Dos 75 alunos da Escola Primária Mao Cao Ping, de Xia Qing, 39 foram deixados por pais migrantes, diz o professor de língua chinesa Yang Yuansong. "Os pais dizem: 'Comportem-se, estudem bastante, façam a coisa certa'", diz Yang. "Eles sentem que seus pais não lhes dão amor suficiente."

Yang encoraja as crianças a expressar seus sentimentos em diários. Hailian escreveu sobre a surpresa de ver seus pais retornarem antes do esperado. Fazia cerca de um ano que não os via, mas eles voltaram para casa em dezembro por haver deixado seus empregos e queriam fazer uma pausa antes de tentar encontrar outro mais bem remunerado. Ela encontrou sua mãe e seu pai na casa nova construída com as economias que eles haviam enviado. A casa fica fechada quando eles viajam.

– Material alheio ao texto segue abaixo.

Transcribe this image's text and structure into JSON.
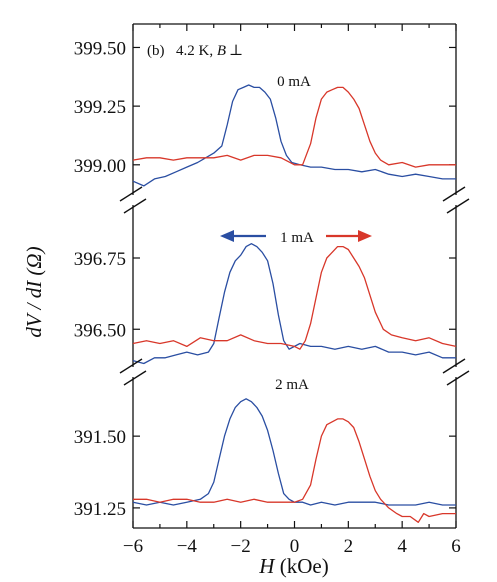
{
  "chart_data": {
    "type": "line",
    "panel_label": "(b)",
    "condition": "4.2 K, ",
    "condition_field": "B",
    "condition_orientation": "⊥",
    "ylabel": "dV / dI (Ω)",
    "xlabel_symbol": "H",
    "xlabel_unit": "(kOe)",
    "xlim": [
      -6,
      6
    ],
    "xticks": [
      -6,
      -4,
      -2,
      0,
      2,
      4,
      6
    ],
    "xtick_labels": [
      "−6",
      "−4",
      "−2",
      "0",
      "2",
      "4",
      "6"
    ],
    "sweep_down_color": "#2a4ea2",
    "sweep_up_color": "#d8372a",
    "panels": [
      {
        "label": "0 mA",
        "ylim": [
          398.85,
          399.6
        ],
        "yticks": [
          399.0,
          399.25,
          399.5
        ],
        "ytick_labels": [
          "399.00",
          "399.25",
          "399.50"
        ],
        "series": [
          {
            "sweep": "down",
            "color": "#2a4ea2",
            "x": [
              -6,
              -5.6,
              -5.2,
              -4.8,
              -4.4,
              -4.0,
              -3.6,
              -3.3,
              -3.0,
              -2.7,
              -2.5,
              -2.3,
              -2.1,
              -1.9,
              -1.7,
              -1.5,
              -1.3,
              -1.1,
              -0.9,
              -0.7,
              -0.5,
              -0.3,
              -0.1,
              0.2,
              0.6,
              1.0,
              1.5,
              2.0,
              2.5,
              3.0,
              3.5,
              4.0,
              4.5,
              5.0,
              5.5,
              6
            ],
            "y": [
              398.93,
              398.91,
              398.94,
              398.95,
              398.97,
              398.99,
              399.01,
              399.03,
              399.05,
              399.08,
              399.17,
              399.27,
              399.32,
              399.33,
              399.34,
              399.33,
              399.33,
              399.31,
              399.28,
              399.2,
              399.1,
              399.04,
              399.01,
              399.0,
              398.99,
              398.99,
              398.98,
              398.98,
              398.97,
              398.98,
              398.96,
              398.95,
              398.96,
              398.95,
              398.94,
              398.94
            ]
          },
          {
            "sweep": "up",
            "color": "#d8372a",
            "x": [
              -6,
              -5.5,
              -5.0,
              -4.5,
              -4.0,
              -3.5,
              -3.0,
              -2.5,
              -2.0,
              -1.5,
              -1.0,
              -0.5,
              0.0,
              0.3,
              0.6,
              0.8,
              1.0,
              1.2,
              1.4,
              1.6,
              1.8,
              2.0,
              2.2,
              2.4,
              2.6,
              2.8,
              3.0,
              3.2,
              3.5,
              4.0,
              4.5,
              5.0,
              5.5,
              6
            ],
            "y": [
              399.02,
              399.03,
              399.03,
              399.02,
              399.03,
              399.03,
              399.03,
              399.04,
              399.02,
              399.04,
              399.04,
              399.03,
              399.0,
              399.0,
              399.09,
              399.2,
              399.28,
              399.31,
              399.32,
              399.33,
              399.33,
              399.31,
              399.28,
              399.24,
              399.17,
              399.1,
              399.05,
              399.02,
              399.0,
              399.01,
              398.99,
              399.0,
              399.0,
              399.0
            ]
          }
        ]
      },
      {
        "label": "1 mA",
        "ylim": [
          396.35,
          396.95
        ],
        "yticks": [
          396.5,
          396.75
        ],
        "ytick_labels": [
          "396.50",
          "396.75"
        ],
        "series": [
          {
            "sweep": "down",
            "color": "#2a4ea2",
            "x": [
              -6,
              -5.6,
              -5.2,
              -4.8,
              -4.4,
              -4.0,
              -3.6,
              -3.2,
              -3.0,
              -2.8,
              -2.6,
              -2.4,
              -2.2,
              -2.0,
              -1.8,
              -1.6,
              -1.4,
              -1.2,
              -1.0,
              -0.8,
              -0.6,
              -0.4,
              -0.2,
              0.2,
              0.6,
              1.0,
              1.5,
              2.0,
              2.5,
              3.0,
              3.5,
              4.0,
              4.5,
              5.0,
              5.5,
              6
            ],
            "y": [
              396.39,
              396.38,
              396.4,
              396.4,
              396.41,
              396.42,
              396.41,
              396.42,
              396.45,
              396.54,
              396.63,
              396.7,
              396.74,
              396.76,
              396.79,
              396.8,
              396.79,
              396.77,
              396.74,
              396.66,
              396.55,
              396.46,
              396.43,
              396.45,
              396.44,
              396.44,
              396.43,
              396.44,
              396.43,
              396.44,
              396.42,
              396.42,
              396.41,
              396.42,
              396.4,
              396.4
            ]
          },
          {
            "sweep": "up",
            "color": "#d8372a",
            "x": [
              -6,
              -5.5,
              -5.0,
              -4.5,
              -4.0,
              -3.5,
              -3.0,
              -2.5,
              -2.0,
              -1.5,
              -1.0,
              -0.5,
              0.0,
              0.2,
              0.4,
              0.6,
              0.8,
              1.0,
              1.2,
              1.4,
              1.6,
              1.8,
              2.0,
              2.2,
              2.4,
              2.6,
              2.8,
              3.0,
              3.3,
              3.6,
              4.0,
              4.5,
              5.0,
              5.5,
              6
            ],
            "y": [
              396.45,
              396.46,
              396.45,
              396.46,
              396.44,
              396.47,
              396.46,
              396.46,
              396.48,
              396.46,
              396.45,
              396.45,
              396.44,
              396.43,
              396.46,
              396.52,
              396.61,
              396.7,
              396.75,
              396.77,
              396.79,
              396.79,
              396.78,
              396.75,
              396.72,
              396.68,
              396.62,
              396.56,
              396.5,
              396.48,
              396.47,
              396.46,
              396.47,
              396.45,
              396.44
            ]
          }
        ]
      },
      {
        "label": "2 mA",
        "ylim": [
          391.18,
          391.72
        ],
        "yticks": [
          391.25,
          391.5
        ],
        "ytick_labels": [
          "391.25",
          "391.50"
        ],
        "series": [
          {
            "sweep": "down",
            "color": "#2a4ea2",
            "x": [
              -6,
              -5.5,
              -5.0,
              -4.5,
              -4.0,
              -3.5,
              -3.2,
              -3.0,
              -2.8,
              -2.6,
              -2.4,
              -2.2,
              -2.0,
              -1.8,
              -1.6,
              -1.4,
              -1.2,
              -1.0,
              -0.8,
              -0.6,
              -0.4,
              -0.2,
              0.0,
              0.3,
              0.6,
              1.0,
              1.5,
              2.0,
              2.5,
              3.0,
              3.5,
              4.0,
              4.5,
              5.0,
              5.5,
              6
            ],
            "y": [
              391.27,
              391.26,
              391.27,
              391.26,
              391.27,
              391.28,
              391.3,
              391.34,
              391.42,
              391.5,
              391.56,
              391.6,
              391.62,
              391.63,
              391.62,
              391.6,
              391.57,
              391.52,
              391.45,
              391.37,
              391.3,
              391.28,
              391.27,
              391.27,
              391.26,
              391.27,
              391.26,
              391.27,
              391.27,
              391.27,
              391.26,
              391.26,
              391.26,
              391.27,
              391.26,
              391.26
            ]
          },
          {
            "sweep": "up",
            "color": "#d8372a",
            "x": [
              -6,
              -5.5,
              -5.0,
              -4.5,
              -4.0,
              -3.5,
              -3.0,
              -2.5,
              -2.0,
              -1.5,
              -1.0,
              -0.5,
              0.0,
              0.3,
              0.6,
              0.8,
              1.0,
              1.2,
              1.4,
              1.6,
              1.8,
              2.0,
              2.2,
              2.4,
              2.6,
              2.8,
              3.0,
              3.2,
              3.5,
              3.8,
              4.0,
              4.3,
              4.6,
              4.8,
              5.0,
              5.5,
              6
            ],
            "y": [
              391.28,
              391.28,
              391.27,
              391.28,
              391.28,
              391.27,
              391.27,
              391.28,
              391.27,
              391.28,
              391.27,
              391.27,
              391.27,
              391.28,
              391.33,
              391.42,
              391.5,
              391.54,
              391.55,
              391.56,
              391.56,
              391.55,
              391.53,
              391.48,
              391.42,
              391.36,
              391.31,
              391.28,
              391.25,
              391.23,
              391.22,
              391.22,
              391.2,
              391.23,
              391.22,
              391.23,
              391.23
            ]
          }
        ]
      }
    ],
    "arrows": [
      {
        "direction": "left",
        "color": "#2a4ea2"
      },
      {
        "direction": "right",
        "color": "#d8372a"
      }
    ]
  }
}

"Eu vi fumaça saindo da cozinha", escreveu Hailian. "Corri até lá. Quando cheguei à casa nova, vi que meu pai havia comprado coisas para eu comer. Eu gostei tanto. Hoje, estou muito feliz."

Poucos dias depois de sua chegada, o pai de Hailian, enquanto fumava um cachimbo longo de água feito de bambu, mostrava estar desapontado com a filha. "Ela é muito mediana", disse ele.

Hailian geralmente está entre os três melhores alunos de sua classe, mas isso não impressiona o pai dela. "Suas notas são boas para um lugar pequeno como esse, mas numa cidade grande não seriam satisfatórias", disse ele. Ela ouviu com um olhar indiferente, agarrando-se à sua mãe.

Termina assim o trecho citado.